Dr. Douglas Tewksbury, environmental researcher and associate professor of communication and media studies at Niagara University, released his second solo album of ambient compositions, “Brutes,” July 15, 2022. A follow-up to his 2021 solo release, “Paths,” “Brutes” is composed of two long-form works, “Banda Mountain” and “COP26,” 20-minute ambient pieces that were built by combining sonically altered 16th century choral arrangements and recordings of human voices. The compositions were spliced together on long analog tape loops using reel-to-reel machines, and then performed live in studio into an array of eight guitar amplifiers in a semicircle, with Dr. Tewksbury as the conductor of a tape-based “amplifier orchestra” of these voices.

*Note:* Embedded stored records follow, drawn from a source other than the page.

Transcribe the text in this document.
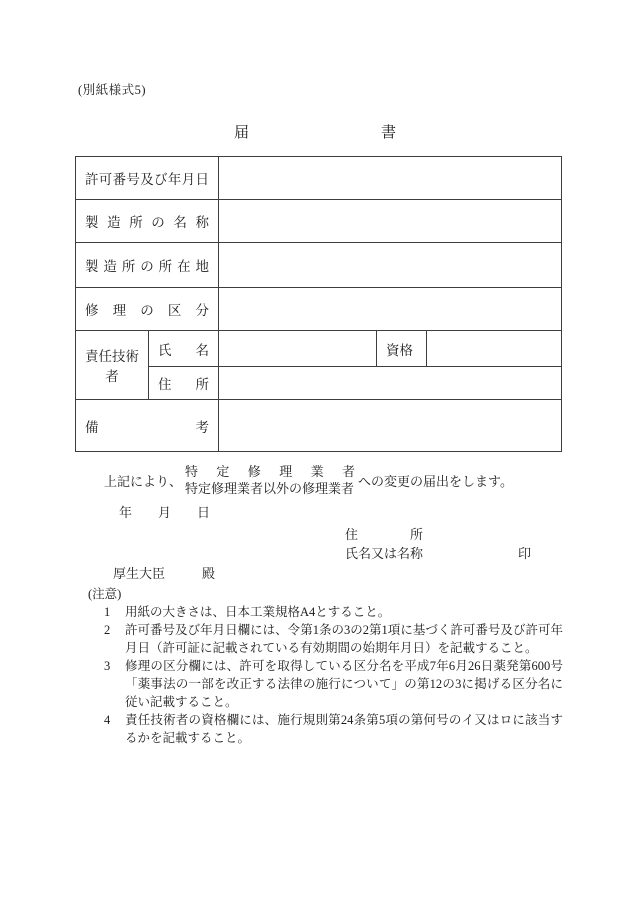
(別紙様式5)
届	書
許可番号及び年月日				
製造所の名称				
製造所の所在地				
修理の区分				
責任技術者	氏名		資格	
	住所			
備考				
上記により、
特定修理業者
特定修理業者以外の修理業者 への変更の届出をします。
年　　月　　日
住　　　　所
氏名又は名称	印
厚生大臣	殿
(注意)
1 用紙の大きさは、日本工業規格A4とすること。
2 許可番号及び年月日欄には、令第1条の3の2第1項に基づく許可番号及び許可年月日（許可証に記載されている有効期間の始期年月日）を記載すること。
3 修理の区分欄には、許可を取得している区分名を平成7年6月26日薬発第600号「薬事法の一部を改正する法律の施行について」の第12の3に掲げる区分名に従い記載すること。
4 責任技術者の資格欄には、施行規則第24条第5項の第何号のイ又はロに該当するかを記載すること。
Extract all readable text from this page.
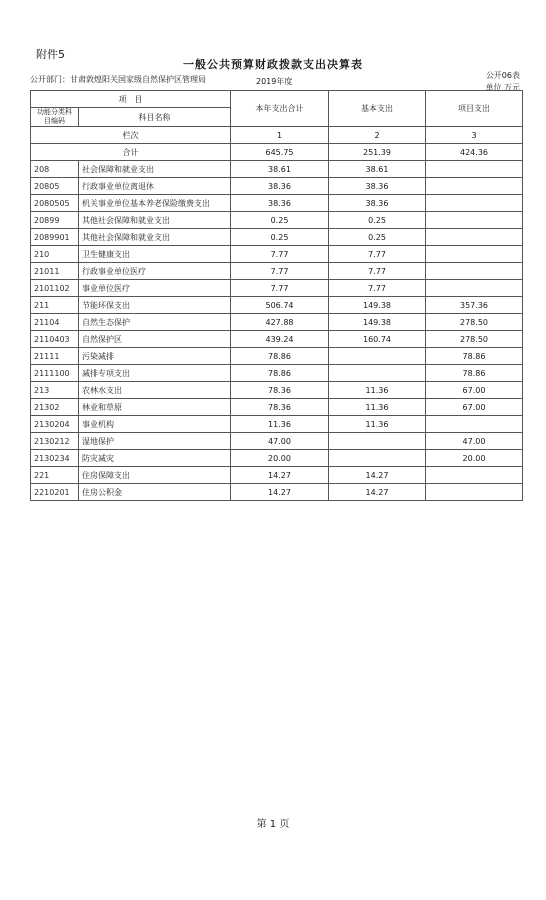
附件5
一般公共预算财政拨款支出决算表
公开部门：甘肃敦煌阳关国家级自然保护区管理局	2019年度
公开06表
单位 万元
项　目		本年支出合计	基本支出	项目支出
功能分类科目编码	科目名称			

栏次		1	2	3
合计		645.75	251.39	424.36
208	社会保障和就业支出	38.61	38.61	
20805	行政事业单位离退休	38.36	38.36	
2080505	机关事业单位基本养老保险缴费支出	38.36	38.36	
20899	其他社会保障和就业支出	0.25	0.25	
2089901	其他社会保障和就业支出	0.25	0.25	
210	卫生健康支出	7.77	7.77	
21011	行政事业单位医疗	7.77	7.77	
2101102	事业单位医疗	7.77	7.77	
211	节能环保支出	506.74	149.38	357.36
21104	自然生态保护	427.88	149.38	278.50
2110403	自然保护区	439.24	160.74	278.50
21111	污染减排	78.86		78.86
2111100	减排专项支出	78.86		78.86
213	农林水支出	78.36	11.36	67.00
21302	林业和草原	78.36	11.36	67.00
2130204	事业机构	11.36	11.36	
2130212	湿地保护	47.00		47.00
2130234	防灾减灾	20.00		20.00
221	住房保障支出	14.27	14.27	
2210201	住房公积金	14.27	14.27	
第 1 页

“I've always been a musician in some form or another since I was a child,” Dr. Tewksbury said. “Today, much of my creative practice is focused on using obsolete music technologies in new ways, especially old reel-to-reel machines, splicing analog tape, odd studio gear, synthesizers, and combining theses with software and field recordings. I find it endlessly exciting to experiment with old sound technologies, to use them in ways that they were not designed for.”
The instrumental album addresses themes of climate change and mass extinction. “In ‘Brutes,’ I knew that I wanted the album to focus on humans, the beauty that we’re able to create, to bring into the world, and the terrible things that we’re able to do, both to each other and to the planet,” he explained. “And so I built the album around looking for and manipulating and splicing together some of the most beautiful human voices I could find, even though the message is not a terribly optimistic one.”
His belief that art, creativity, and media shape how we make sense of our world, motivated him to share, musically, his deep concern about climate change and mass extinction. The music is inspired by his research on climate change denial and pro-fossil-fuel cultures and in the role culture plays in shaping human action and inaction, especially in terms of environmental issues.
“I think that as academics, we have a mandate to put new ideas, new theoretically informed ways of thinking, into the world, and in ways that are public-facing and accessible,” he said. “There are a lot of ways to do that, but for me, scholarly theories on environment and culture are a great jumping-off point for embedding these ideas into my creative practice.”